■ 2004年10月 8日 ■ <本>秋月こお『青春新撰組BARAGAKI!』全二巻

秋月さんは新撰組のファンなのだそうです。しかし世に新撰組の本は山ほど出ているので、土方歳三の少年時代を描いた作品がこれ。BARAGAKIというのは悪ガキとか不良といった意味のようです。「歴史ロマンDX」に掲載され、ASUKAノベルズに収録されたこの本はBLではありません。トシは女好きですから。かわりと言ってはなんですが、フジミの圭と悠季が脇役として登場します。旗本、藤枝桐十郎と、蘭方医悠庵こと守田悠四郎として。全二巻の本に七話のお話が入っていますが、桐十郎と悠庵が出てくるのはそのうち二話。
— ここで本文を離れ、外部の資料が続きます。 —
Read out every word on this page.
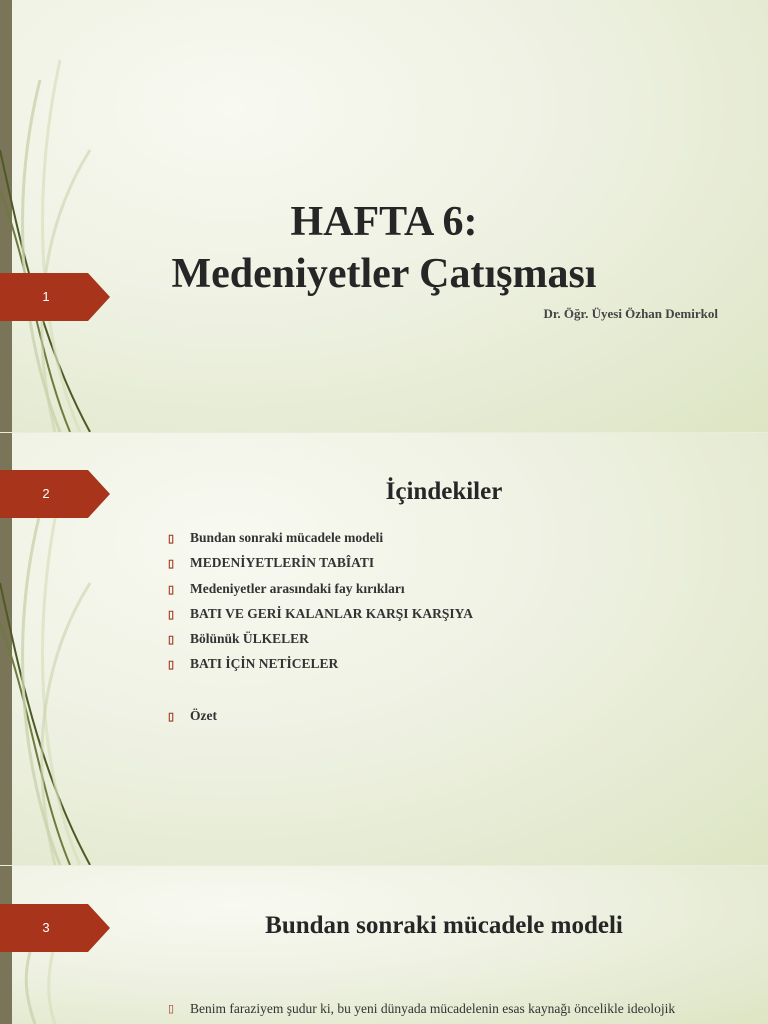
1
HAFTA 6:
Medeniyetler Çatışması
Dr. Öğr. Üyesi Özhan Demirkol
2	İçindekiler
▯ Bundan sonraki mücadele modeli
▯ MEDENİYETLERİN TABÎATI
▯ Medeniyetler arasındaki fay kırıkları
▯ BATI VE GERİ KALANLAR KARŞI KARŞIYA
▯ Bölünük ÜLKELER
▯ BATI İÇİN NETİCELER
▯ Özet
3	Bundan sonraki mücadele modeli
▯ Benim faraziyem şudur ki, bu yeni dünyada mücadelenin esas kaynağı öncelikle ideolojik
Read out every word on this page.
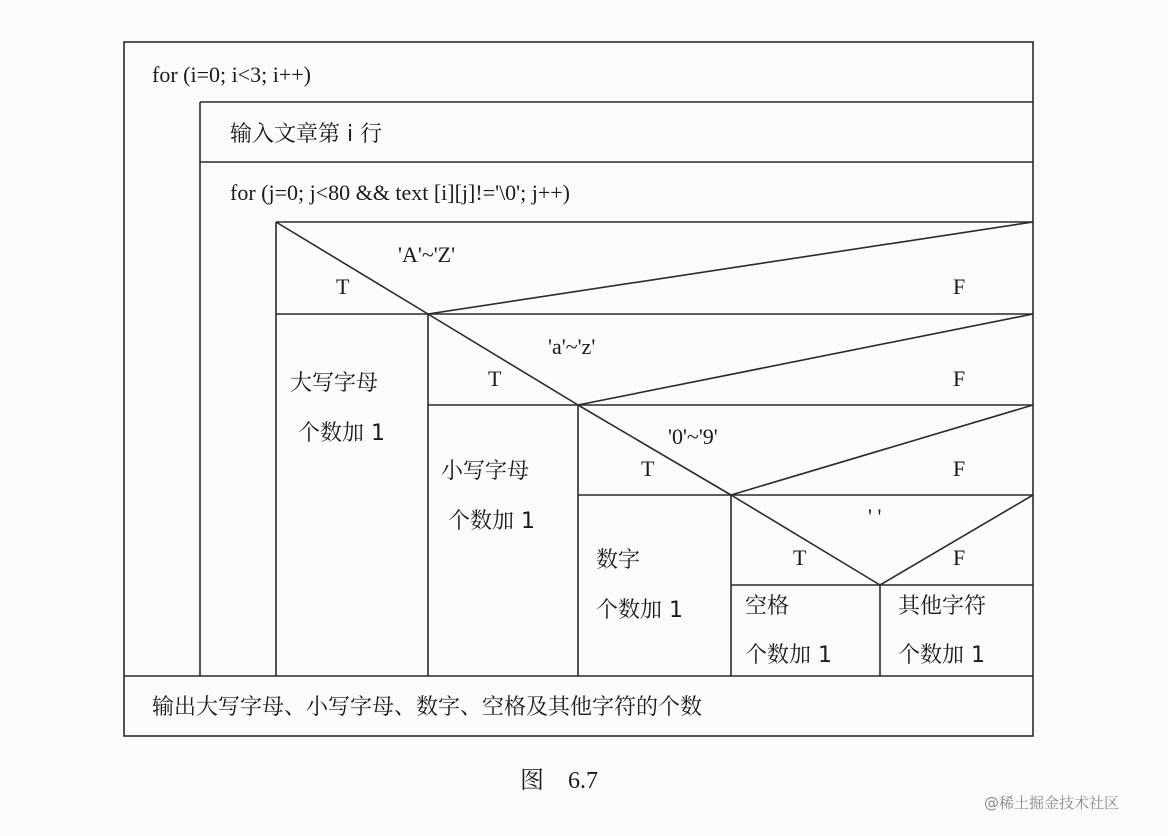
for (i=0; i<3; i++)
输入文章第 i 行
for (j=0; j<80 && text [i][j]!='\0'; j++)
'A'~'Z'
T	F
大写字母
个数加 1
'a'~'z'
T	F
小写字母
个数加 1
'0'~'9'
T	F
数字
个数加 1
' '
T	F
空格
个数加 1
其他字符
个数加 1
输出大写字母、小写字母、数字、空格及其他字符的个数
图　6.7
@稀土掘金技术社区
第一巻の「男の面目」と第二巻の「文・行・忠・信」。
BLでない秋月さんの本を読むのはこれが初めてですが、どこかピントが甘いような感じがしました。トシのお話にもうひとつ乗り切れないような感じ。主人公と対等にからむ人物が出てこないせいかも。トシが15歳の設定なので、ソーシはまだ七歳だし。何人か脇に面白い人物は出てくるんだけれどね。私はもっぱら悠庵と桐十郎に注意が行ってしまいました。悠庵は少年時代に労咳を患い、病気が再発したら桐十郎と別れる覚悟をしています。桐十郎は旗本でありながら、小者に身をやつして悠庵のもとへ通う日々。悠庵がトシに学問を教えるのを、苦々しく思っているようです。このへん、圭の性格が出ていて笑えます。アウラペンナよりもらしいかな?しかしフジミに関しては自作パロより、同人作品の方が出来がいいみたい。なんでだろ。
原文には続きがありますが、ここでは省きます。